Since the Taliban seized control of Afghanistan, major air operations at Kabul airport have been focused on evacuating internationals and vulnerable Afghans. This operation has gone ahead at the expense of aid deliveries by U.N. agencies.
For example, the World Health Organization reports it was unable to deliver 500 tons of medical supplies this week, including surgical equipment, trauma medicines and treatments for childhood pneumonia because of Kabul airport restrictions.
Spokesman for the U.N. children’s fund, James Elder, tells VOA the WHO shipment also included nutritional food for the treatment of malnourished children.
“We fear that you could have as any as a million children under the age of five suffering from severe acute malnutrition this year. That is the most dangerous form. That is the type of malnutrition that can kill. We need to continually ensure that those supplies are on the ground, and a lot of that does take airlifts. Now, we have a lot of supplies in country, but it is not an exhaustive amount. We need to continually replenish those,” he said.
That, he explains, is why WHO and UNICEF are calling for the establishment of a humanitarian airbridge. He says this would ensure that lifesaving supplies could come into the country while evacuations were taking place.
Elder notes that conditions in Afghanistan are perilous. He says humanitarian needs remain as critical now as they were before this conflict came to a head. Even before the current crisis, he says, Afghanistan represented the third largest humanitarian operation in the world.

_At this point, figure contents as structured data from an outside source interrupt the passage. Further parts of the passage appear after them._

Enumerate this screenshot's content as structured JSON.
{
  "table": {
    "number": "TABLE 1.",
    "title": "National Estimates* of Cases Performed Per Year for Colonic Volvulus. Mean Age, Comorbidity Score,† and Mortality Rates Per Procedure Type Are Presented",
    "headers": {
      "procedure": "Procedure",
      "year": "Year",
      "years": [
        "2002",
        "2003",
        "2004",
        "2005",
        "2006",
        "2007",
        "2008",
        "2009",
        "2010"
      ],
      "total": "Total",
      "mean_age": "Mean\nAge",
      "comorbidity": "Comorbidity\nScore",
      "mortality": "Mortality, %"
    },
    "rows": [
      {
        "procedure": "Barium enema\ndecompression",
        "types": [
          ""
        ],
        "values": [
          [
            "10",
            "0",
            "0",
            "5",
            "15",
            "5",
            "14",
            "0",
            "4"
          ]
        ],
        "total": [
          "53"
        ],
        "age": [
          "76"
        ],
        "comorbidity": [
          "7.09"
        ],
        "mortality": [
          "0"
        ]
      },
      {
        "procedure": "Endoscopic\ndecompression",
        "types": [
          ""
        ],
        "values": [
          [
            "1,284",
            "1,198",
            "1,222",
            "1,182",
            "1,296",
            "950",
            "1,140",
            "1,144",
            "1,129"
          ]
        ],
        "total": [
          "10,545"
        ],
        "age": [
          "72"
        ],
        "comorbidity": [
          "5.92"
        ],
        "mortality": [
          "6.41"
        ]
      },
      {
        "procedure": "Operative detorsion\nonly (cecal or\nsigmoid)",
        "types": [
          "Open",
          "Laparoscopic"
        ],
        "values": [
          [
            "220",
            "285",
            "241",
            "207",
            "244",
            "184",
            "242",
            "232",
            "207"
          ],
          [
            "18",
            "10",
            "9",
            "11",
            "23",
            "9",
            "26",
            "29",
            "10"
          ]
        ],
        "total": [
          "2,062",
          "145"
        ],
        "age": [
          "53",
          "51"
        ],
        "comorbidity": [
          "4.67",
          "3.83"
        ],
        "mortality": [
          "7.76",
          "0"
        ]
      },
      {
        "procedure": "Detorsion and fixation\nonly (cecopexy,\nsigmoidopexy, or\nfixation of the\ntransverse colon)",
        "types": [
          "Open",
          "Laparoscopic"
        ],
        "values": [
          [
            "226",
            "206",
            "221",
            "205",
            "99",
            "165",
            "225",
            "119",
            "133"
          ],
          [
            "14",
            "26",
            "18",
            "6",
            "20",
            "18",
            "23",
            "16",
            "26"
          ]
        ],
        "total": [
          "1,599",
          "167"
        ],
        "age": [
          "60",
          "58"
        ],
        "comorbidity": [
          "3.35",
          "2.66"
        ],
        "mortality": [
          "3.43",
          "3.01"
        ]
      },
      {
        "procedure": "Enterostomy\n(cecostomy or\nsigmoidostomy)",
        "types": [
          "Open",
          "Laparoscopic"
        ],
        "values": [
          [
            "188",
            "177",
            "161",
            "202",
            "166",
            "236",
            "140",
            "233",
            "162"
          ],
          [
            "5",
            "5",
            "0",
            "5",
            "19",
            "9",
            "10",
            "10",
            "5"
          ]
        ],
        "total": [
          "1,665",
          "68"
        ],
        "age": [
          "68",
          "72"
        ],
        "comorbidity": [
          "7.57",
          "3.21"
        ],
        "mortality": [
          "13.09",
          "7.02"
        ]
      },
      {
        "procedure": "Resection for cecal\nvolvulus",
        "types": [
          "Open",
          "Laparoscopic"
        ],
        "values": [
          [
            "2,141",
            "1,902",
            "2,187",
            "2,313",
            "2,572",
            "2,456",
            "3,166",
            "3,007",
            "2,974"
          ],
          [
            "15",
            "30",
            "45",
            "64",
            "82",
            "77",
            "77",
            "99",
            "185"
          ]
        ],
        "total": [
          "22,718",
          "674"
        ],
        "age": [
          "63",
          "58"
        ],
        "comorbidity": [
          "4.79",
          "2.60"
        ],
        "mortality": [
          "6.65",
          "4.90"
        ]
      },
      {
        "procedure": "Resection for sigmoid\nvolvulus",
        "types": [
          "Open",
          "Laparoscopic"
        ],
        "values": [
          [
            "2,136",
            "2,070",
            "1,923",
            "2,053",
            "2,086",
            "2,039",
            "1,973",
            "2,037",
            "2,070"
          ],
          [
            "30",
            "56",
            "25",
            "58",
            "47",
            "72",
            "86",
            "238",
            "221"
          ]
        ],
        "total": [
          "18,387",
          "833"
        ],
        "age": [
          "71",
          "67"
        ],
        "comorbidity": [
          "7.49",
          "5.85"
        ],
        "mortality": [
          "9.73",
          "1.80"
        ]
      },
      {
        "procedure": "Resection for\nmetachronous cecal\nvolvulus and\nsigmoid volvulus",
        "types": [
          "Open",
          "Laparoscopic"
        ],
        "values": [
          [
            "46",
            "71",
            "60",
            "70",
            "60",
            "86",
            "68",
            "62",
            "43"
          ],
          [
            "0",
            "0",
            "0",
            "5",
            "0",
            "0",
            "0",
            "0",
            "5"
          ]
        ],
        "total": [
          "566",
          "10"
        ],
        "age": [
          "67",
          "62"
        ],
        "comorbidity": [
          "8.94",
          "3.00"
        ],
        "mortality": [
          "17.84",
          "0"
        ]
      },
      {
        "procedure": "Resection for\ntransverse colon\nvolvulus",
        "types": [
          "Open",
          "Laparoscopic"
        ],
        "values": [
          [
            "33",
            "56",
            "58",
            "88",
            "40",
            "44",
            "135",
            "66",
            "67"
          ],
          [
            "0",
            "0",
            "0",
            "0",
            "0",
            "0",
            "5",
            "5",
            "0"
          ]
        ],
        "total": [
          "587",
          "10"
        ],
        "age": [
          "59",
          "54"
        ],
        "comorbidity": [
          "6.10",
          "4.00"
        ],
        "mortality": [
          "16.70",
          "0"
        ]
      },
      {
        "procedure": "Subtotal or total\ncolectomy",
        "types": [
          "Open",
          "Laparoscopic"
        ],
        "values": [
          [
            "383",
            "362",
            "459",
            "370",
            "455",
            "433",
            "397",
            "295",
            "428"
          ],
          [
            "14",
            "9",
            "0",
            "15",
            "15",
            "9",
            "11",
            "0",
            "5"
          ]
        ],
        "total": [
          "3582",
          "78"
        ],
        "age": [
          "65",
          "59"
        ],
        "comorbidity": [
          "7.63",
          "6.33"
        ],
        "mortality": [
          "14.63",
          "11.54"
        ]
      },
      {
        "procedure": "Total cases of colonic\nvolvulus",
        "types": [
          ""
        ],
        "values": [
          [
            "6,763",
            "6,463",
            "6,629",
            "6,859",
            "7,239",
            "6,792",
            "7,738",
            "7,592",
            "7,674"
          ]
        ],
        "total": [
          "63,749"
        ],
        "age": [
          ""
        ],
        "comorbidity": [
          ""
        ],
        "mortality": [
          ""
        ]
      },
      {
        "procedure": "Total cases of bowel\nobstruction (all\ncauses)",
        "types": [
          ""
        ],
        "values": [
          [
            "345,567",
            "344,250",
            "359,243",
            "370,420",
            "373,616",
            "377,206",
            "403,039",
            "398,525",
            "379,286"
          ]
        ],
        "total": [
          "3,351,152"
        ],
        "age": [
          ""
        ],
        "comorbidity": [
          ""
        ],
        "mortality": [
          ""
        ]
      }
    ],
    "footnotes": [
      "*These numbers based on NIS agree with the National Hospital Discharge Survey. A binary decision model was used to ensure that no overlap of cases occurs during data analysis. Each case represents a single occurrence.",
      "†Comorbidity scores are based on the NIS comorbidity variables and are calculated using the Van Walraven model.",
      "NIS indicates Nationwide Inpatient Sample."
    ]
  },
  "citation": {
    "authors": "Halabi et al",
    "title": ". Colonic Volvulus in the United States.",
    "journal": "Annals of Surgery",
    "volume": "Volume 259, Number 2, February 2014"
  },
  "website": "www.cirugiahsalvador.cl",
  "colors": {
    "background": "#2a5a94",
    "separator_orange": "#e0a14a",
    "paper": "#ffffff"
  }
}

Since no commercial aircraft currently can land in Kabul, he says a humanitarian airbridge would allow aircraft delivering aid to continue to use the airport.
“It just requires authorities on the ground to ensure that humanitarian agencies, the big ones that do these types of things — the World Food Program, UNICEF, and of course, what we are talking here with regard to these medicines of WHO. It is what they do day in, day out, in what we call normal times. And it just needs to continue now, despite what looks like chaotic scenes at that airport,” he said.
The United Nations reports that nearly half of Afghanistan’s population, or 18 million people, among them 10 million children, require lifesaving assistance. This number includes 300,000 people who fled their homes in the last two months while Taliban insurgents were closing in on the country’s former rulers.